Wednesday, October 1, 2014

The Great Country Estates of Britains Series. Blickling Hall Part Two

We continue our tour of Blickling Hall with the gardens...
Above: The clocktower. Reminiscent of the stone clock tower at Hatfield house, but this tower is actually constructed of wood and painted and plastered to look like stone!

Below: A simple colonnade.

In the 18th century John Hobart, the second Early of Buckingham redesigned the baroque styled parterres gardens like so many gardens of the 18th centruy, in the landscape style and included woods, follies and lakes.

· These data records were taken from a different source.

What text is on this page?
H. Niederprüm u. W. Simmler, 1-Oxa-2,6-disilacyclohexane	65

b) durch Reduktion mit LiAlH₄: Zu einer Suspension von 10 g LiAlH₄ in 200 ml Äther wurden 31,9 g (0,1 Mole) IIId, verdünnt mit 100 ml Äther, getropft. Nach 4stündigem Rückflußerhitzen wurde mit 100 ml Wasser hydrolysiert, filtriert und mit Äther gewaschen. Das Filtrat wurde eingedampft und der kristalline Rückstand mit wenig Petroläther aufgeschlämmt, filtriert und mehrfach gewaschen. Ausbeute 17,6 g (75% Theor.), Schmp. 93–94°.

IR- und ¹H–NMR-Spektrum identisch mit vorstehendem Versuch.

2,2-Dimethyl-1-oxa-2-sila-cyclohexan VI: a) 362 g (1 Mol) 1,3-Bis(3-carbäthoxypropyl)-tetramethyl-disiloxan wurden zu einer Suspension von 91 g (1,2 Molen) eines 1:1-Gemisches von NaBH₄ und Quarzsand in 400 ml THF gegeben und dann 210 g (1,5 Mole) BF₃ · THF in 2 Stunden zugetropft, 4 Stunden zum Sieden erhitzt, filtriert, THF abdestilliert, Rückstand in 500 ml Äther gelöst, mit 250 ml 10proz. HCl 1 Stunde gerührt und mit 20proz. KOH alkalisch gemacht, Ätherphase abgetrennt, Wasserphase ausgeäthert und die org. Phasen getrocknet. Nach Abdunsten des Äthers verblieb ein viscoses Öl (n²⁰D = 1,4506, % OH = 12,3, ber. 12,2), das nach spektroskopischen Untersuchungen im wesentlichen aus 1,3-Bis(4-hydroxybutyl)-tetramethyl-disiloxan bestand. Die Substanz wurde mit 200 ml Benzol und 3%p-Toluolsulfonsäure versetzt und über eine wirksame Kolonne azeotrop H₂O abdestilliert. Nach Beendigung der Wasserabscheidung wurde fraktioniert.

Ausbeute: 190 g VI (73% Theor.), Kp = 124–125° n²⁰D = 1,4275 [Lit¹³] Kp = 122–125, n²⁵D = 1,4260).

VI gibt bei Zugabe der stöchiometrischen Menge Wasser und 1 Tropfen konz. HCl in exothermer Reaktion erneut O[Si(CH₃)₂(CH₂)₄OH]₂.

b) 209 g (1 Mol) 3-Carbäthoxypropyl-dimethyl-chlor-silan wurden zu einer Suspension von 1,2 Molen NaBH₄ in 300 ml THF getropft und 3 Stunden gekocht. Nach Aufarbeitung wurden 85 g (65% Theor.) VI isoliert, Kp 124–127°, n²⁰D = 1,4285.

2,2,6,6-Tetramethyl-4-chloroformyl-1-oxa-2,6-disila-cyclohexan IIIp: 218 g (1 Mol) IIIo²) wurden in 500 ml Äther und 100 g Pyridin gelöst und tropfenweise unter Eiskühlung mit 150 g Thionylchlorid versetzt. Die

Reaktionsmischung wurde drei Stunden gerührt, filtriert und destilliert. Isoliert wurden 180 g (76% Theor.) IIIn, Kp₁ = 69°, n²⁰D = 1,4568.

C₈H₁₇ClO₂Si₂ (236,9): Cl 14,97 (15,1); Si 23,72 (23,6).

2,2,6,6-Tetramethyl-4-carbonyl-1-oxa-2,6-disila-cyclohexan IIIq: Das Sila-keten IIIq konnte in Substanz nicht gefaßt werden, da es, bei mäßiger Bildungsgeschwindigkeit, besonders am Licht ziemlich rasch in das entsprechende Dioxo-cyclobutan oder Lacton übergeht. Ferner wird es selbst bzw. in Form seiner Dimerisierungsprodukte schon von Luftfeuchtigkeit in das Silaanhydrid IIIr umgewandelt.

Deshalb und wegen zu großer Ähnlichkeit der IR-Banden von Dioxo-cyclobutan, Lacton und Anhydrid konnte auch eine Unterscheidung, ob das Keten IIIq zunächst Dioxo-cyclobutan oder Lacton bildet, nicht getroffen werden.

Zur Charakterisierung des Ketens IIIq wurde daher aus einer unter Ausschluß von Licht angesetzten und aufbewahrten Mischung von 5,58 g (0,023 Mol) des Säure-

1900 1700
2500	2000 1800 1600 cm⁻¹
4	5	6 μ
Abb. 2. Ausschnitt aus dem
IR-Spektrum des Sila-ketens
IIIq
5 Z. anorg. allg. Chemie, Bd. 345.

Follwing the second earl's death his daughter employed Humphry Repton to continue redesigning the gardens. The estate covers almost 5000 acres, 55acres in garden

The current large lawn with its four large corner beds was designed in 1930s by Norah Lindsay in response to critical comments made in Country Life magazine which had upset the 11th marquis of Lothian, Philip Henry Kerr, the then heir of Blickling.

As you can see from the many statues, urns, sundials and benches the garden is not lacking in ornamentation.

Above: Statue of a dog. Below: A Herm marking the boundary from the main garden to the steps up towards the temple folly.

Above: View back from the steps towards the hall.

Below: View on from the steps towards the folly.
Above: The little Doric temple folly, built about 1728. 
Below: Peter standing on its steps, with the view back to the house.

Below: Sundial in an enclosed garden.

Above: Stretching out into the park, the sunlight was fading fast, which did provide some nice photos before is disappeared completely.

The orangery was built in the 1870s to over winter tender citrus fruit...

Just before the sun set completely we made it to a pub on the edge of the estate and managed to get a couple of pints in before heading back to Kings Lynn for the night, ready to head off to Sandringham and Holkham the following day.